You will develop Python code for classification tasks. You will use Grid Search and cross- validation to find the optimal hyperparameters of the model and discuss and interpret the differ- ent decisions and their impact on the model’s performance and interpretability.
1 Submission
Your submission consists of two files. The first file is a report describing your analysis/results. Your analysis should provide the requested plots, tables and your reflections about the results. Each deliverable task is indicated as D and a number. Your report should be submitted as a “.PDF” file. Name your file as assig1 <student id>.pdf (where you should replace <student id> with your student ID).
The second file is your Python notebook with the code supporting your analysis/results. Your code should be submitted as assig1 <student id>.ipynb, the Jupyter notebook exten- sion.
Submit your files to LMS before the due date and time. You can submit them multiple times. Only the latest version will be marked. Your submission will follow the rules provided in LMS.
Important:
• You must submit the first part of your assignment as an electronic file in PDF format (do not send DOCX, ZIP or any other file format). Only PDF format is accepted, and any other file format will receive a zero mark.
• You should provide comments on your code.
• You must deliver parts one and two to have your assignment assessed. That is, your submission should contain your analysis and your Jupyter notebook with all coding, both with appropriate formatting.
• Bysubmittingyourassignment,youacknowledgeyouhavereadallinstructionsprovided in this document and LMS.
• There is a general FAQ section and a section in your LMS, Assignments - Assignment 2 - Updates, where you will find updates or clarifications about the tasks when necessary. It is your responsibility to check this page regularly.
1

• You will be assessed on your thinking and process, not only on your results. A perfect performance without demonstrating understanding what you have done won’t provide you marks.
• Your answer must be concise. A few sentences (2-5) should be enough to answer most of the open questions. You will be graded on thoughtfulness. If you are writing long answers, rethink what you are doing. Probably, it is the wrong path.
• Youcanaskinthelaborduringconsultationifyouneedclarificationabouttheassignment questions.
• You should be aware that some algorithms can take a while to run. A good approach to improving their speed in Python is to use the vectorised forms discussed in class. In this case, it is strongly recommended that you start your assignment soon to accommodate the computational time.
• For the functions and tasks that require a random procedure (e.g. splitting the data into 80% training and 20% validation set), you should set the seed of the random generator to the value “5508” or the one(s) specified in the question.
2 Dataset
In this assignment, you are asked to train a few decision tree classifiers on the Breast cancer wisconsin (diagnostic) dataset available on Scikit-Learn and compare their performances.

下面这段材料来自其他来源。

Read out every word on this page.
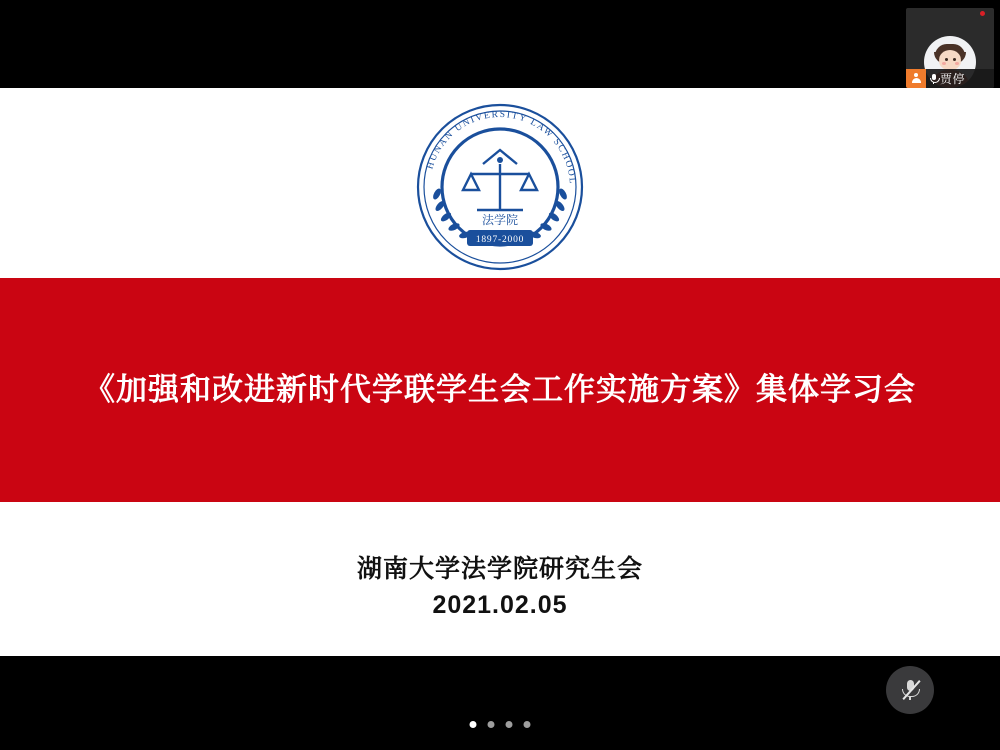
贾停
HUNAN UNIVERSITY LAW SCHOOL
1897-2000
法学院
《加强和改进新时代学联学生会工作实施方案》集体学习会
湖南大学法学院研究生会
2021.02.05
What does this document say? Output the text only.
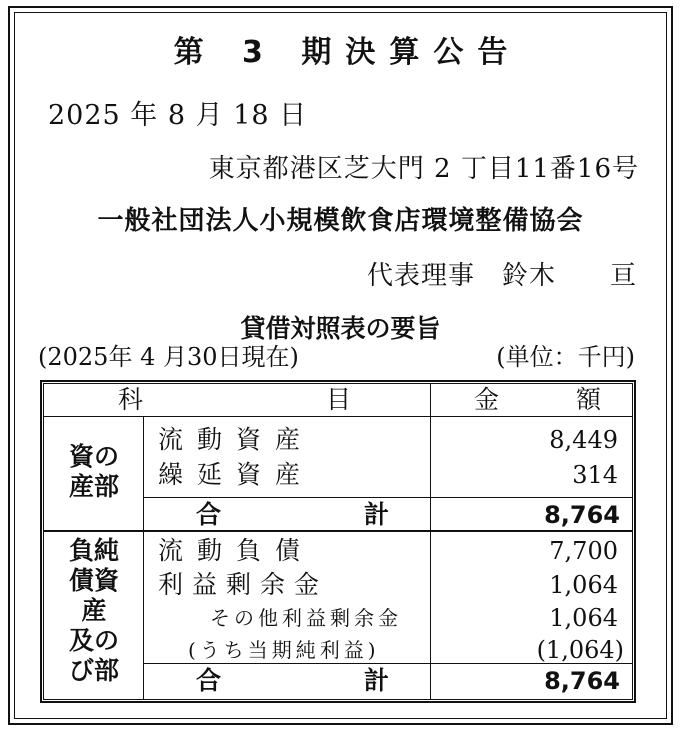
第 3 期決算公告
2025 年 8 月 18 日
東京都港区芝大門 2 丁目11番16号
一般社団法人小規模飲食店環境整備協会
代表理事　鈴木　　亘
貸借対照表の要旨
(2025年 4 月30日現在)	(単位：千円)
科	目	金	額
資の
産部
流動資産	8,449
繰延資産	314
合	計	8,764
負純
債資
産
及の
び部
流動負債	7,700
利益剰余金	1,064
その他利益剰余金	1,064
(うち当期純利益)	(1,064)
合	計	8,764
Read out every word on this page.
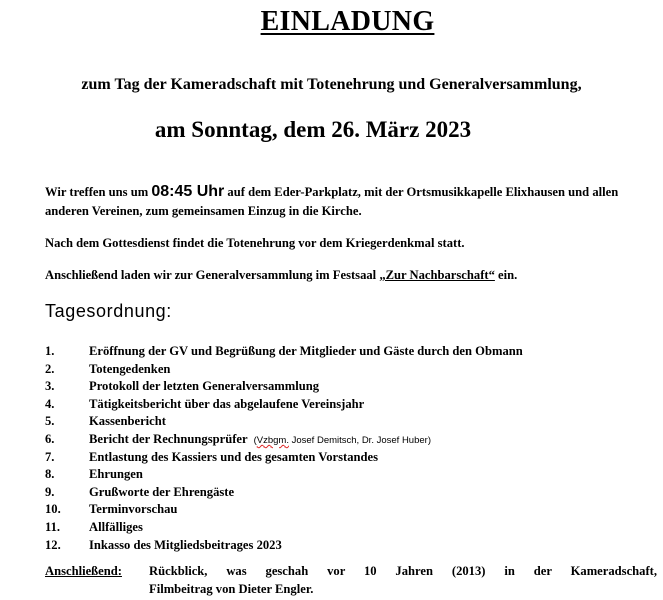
EINLADUNG
zum Tag der Kameradschaft mit Totenehrung und Generalversammlung,
am Sonntag, dem 26. März 2023
Wir treffen uns um 08:45 Uhr auf dem Eder-Parkplatz, mit der Ortsmusikkapelle Elixhausen und allen anderen Vereinen, zum gemeinsamen Einzug in die Kirche.
Nach dem Gottesdienst findet die Totenehrung vor dem Kriegerdenkmal statt.
Anschließend laden wir zur Generalversammlung im Festsaal „Zur Nachbarschaft“ ein.
Tagesordnung:
1.	Eröffnung der GV und Begrüßung der Mitglieder und Gäste durch den Obmann
2.	Totengedenken
3.	Protokoll der letzten Generalversammlung
4.	Tätigkeitsbericht über das abgelaufene Vereinsjahr
5.	Kassenbericht
6.	Bericht der Rechnungsprüfer (Vzbgm. Josef Demitsch, Dr. Josef Huber)
7.	Entlastung des Kassiers und des gesamten Vorstandes
8.	Ehrungen
9.	Grußworte der Ehrengäste
10. Terminvorschau
11. Allfälliges
12. Inkasso des Mitgliedsbeitrages 2023
Anschließend: Rückblick, was geschah vor 10 Jahren (2013) in der Kameradschaft,
Filmbeitrag von Dieter Engler.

Description about this dataset can be found on the Scikit-Learn web page:
https://scikit-learn.org/stable/datasets/toy dataset.html#breast-cancer-wisconsin-diagnostic-dataset
There are two classes in the dataset:
• malignant (212 instances, class value 0) and
• benign (357 instances, class value 1). Follow the example code given on the web page
https://scikit-learn.org/stable/modules/generated/sklearn.datasets.load breast cancer.html#sklearn.datasets. load breast cancer
to read the dataset and separate it into a feature matrix and a class vector. Your feature matrix should have 569 (rows) × 30 (columns) and your class vector should have 569 elements.

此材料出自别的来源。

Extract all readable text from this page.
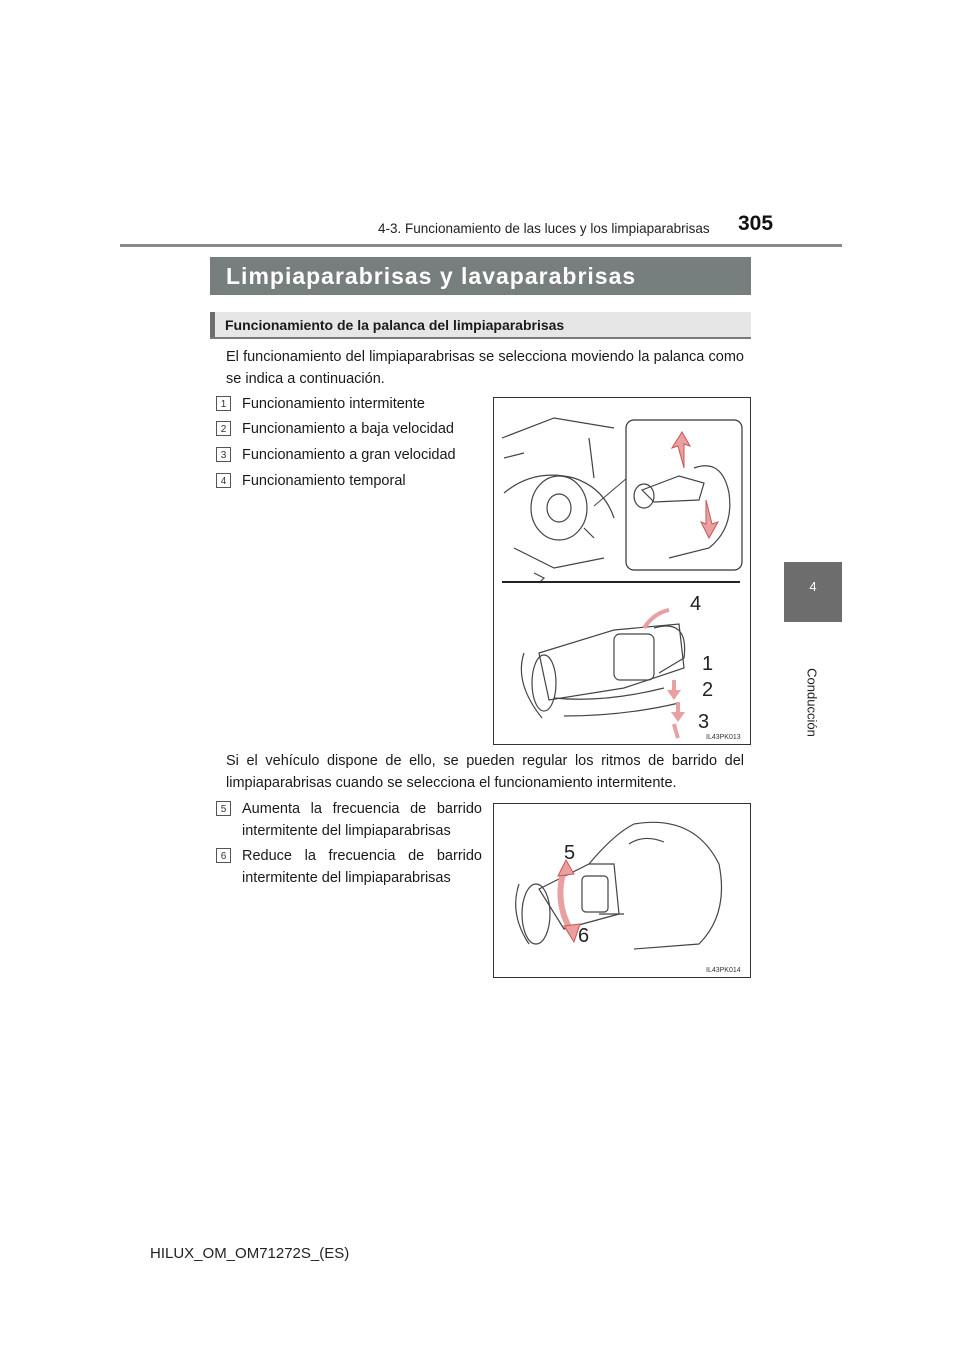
4-3. Funcionamiento de las luces y los limpiaparabrisas 305
4
Conducción
Limpiaparabrisas y lavaparabrisas
Funcionamiento de la palanca del limpiaparabrisas
El funcionamiento del limpiaparabrisas se selecciona moviendo la palanca como se indica a continuación.
1	Funcionamiento intermitente
2	Funcionamiento a baja velocidad
3	Funcionamiento a gran velocidad
4	Funcionamiento temporal
4
1
2
3
IL43PK013
Si el vehículo dispone de ello, se pueden regular los ritmos de barrido del limpiaparabrisas cuando se selecciona el funcionamiento intermitente.
5	Aumenta la frecuencia de barrido intermitente del limpiaparabrisas
6	Reduce la frecuencia de barrido intermitente del limpiaparabrisas
5
6
IL43PK014
HILUX_OM_OM71272S_(ES)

In all asked implementations using Decision Trees, Random Forests or data splits (such as when using train test split()), you should set random state as specified for results reproducibil- ity. You should aim to round your results to the second decimal place.
2

3 Tasks
First inspections on the dataset and preprocessing
D1 2 marks
Re-order the columns in your feature matrix (or dataframe) based on the column name. Provide a scatter plot to inspect the relationship between the first 10 features in the dataset. Use different colours in the visualisation to show instances coming from each class. (Hint: use a grid plot.)
D2 2 marks
Provide a few comments about what you can observe from the scatter plot:
• •
• •
What can be observed regarding the relationship between these features?
Can you observe the presence of clusters of groups? How do they relate to the target variable?
Are there any instances that could be outliers?
Are there features that could be removed? Why or why not?
1 mark
Compute and show the correlation matrix where each cell contains the correlation coefficient between the corresponding pair of features (Hint: you may use the heatmap function from the seaborn package).
D4 1 mark
Do the correlation coefficients support your previous observations?
D5
In a data science project, it’s crucial not just to remove highly correlated features but to consider the context and implications of feature selection carefully. Blindly dropping features may lead to the loss of valuable information or unintended bias in the model’s performance. Here, for the assignment context, we will drop a few features to simplify the classification tasks and speed up the computational time. Create a code that drop the features: mean perimeter, mean radius, worst radius, worst perimeter and radius error. These are features with a linear corre- lation higher than 0.97 in magnitude with some other features kept in the data.
After this process, your data matrix should be updated accordingly and contain 25 features. Task D5 must be performed; otherwise, your order deliverable tasks will be incorrect. However, there are no marks for task D5.
Fitting a Decision Tree model with default hyperparameters
D6 3 marks
Fit a decision tree classifier using default hyperparameters using 80% of the data. Remember to set the random generator’s state to the value “5508” (for both the split and class). Use the trained classifier to perform predictions on the training and test sets. Provide the accuracy, precision and recall scores for both sets and the confusion matrix for the test set.
D3
3

D7 2 marks
Comment on these results. Do you think your classifier is overfitting? If so, why this is happen- ing? If not, why not?
D8 2 marks
Display the decision tree built from the training process (like the one shown in Figure 6.1 of the textbook for the iris dataset).
D9 2 marks
Study the tree diagram and comment on the following:
• How many levels resulted from the model?
• Did the diagram help you to confirm whether the classifier has an overfitting issue? • What can you observe from the leaves?
• Is this an interpretable model?
D10 3 marks
Repeat the data split another four times, each using 80% of the data to train the model and the remaining 20% for testing. For these splits, set the seed of the random state to the values “5509”, “5510”, “5511” and “5512”. The random state of the model can be kept at “5508”.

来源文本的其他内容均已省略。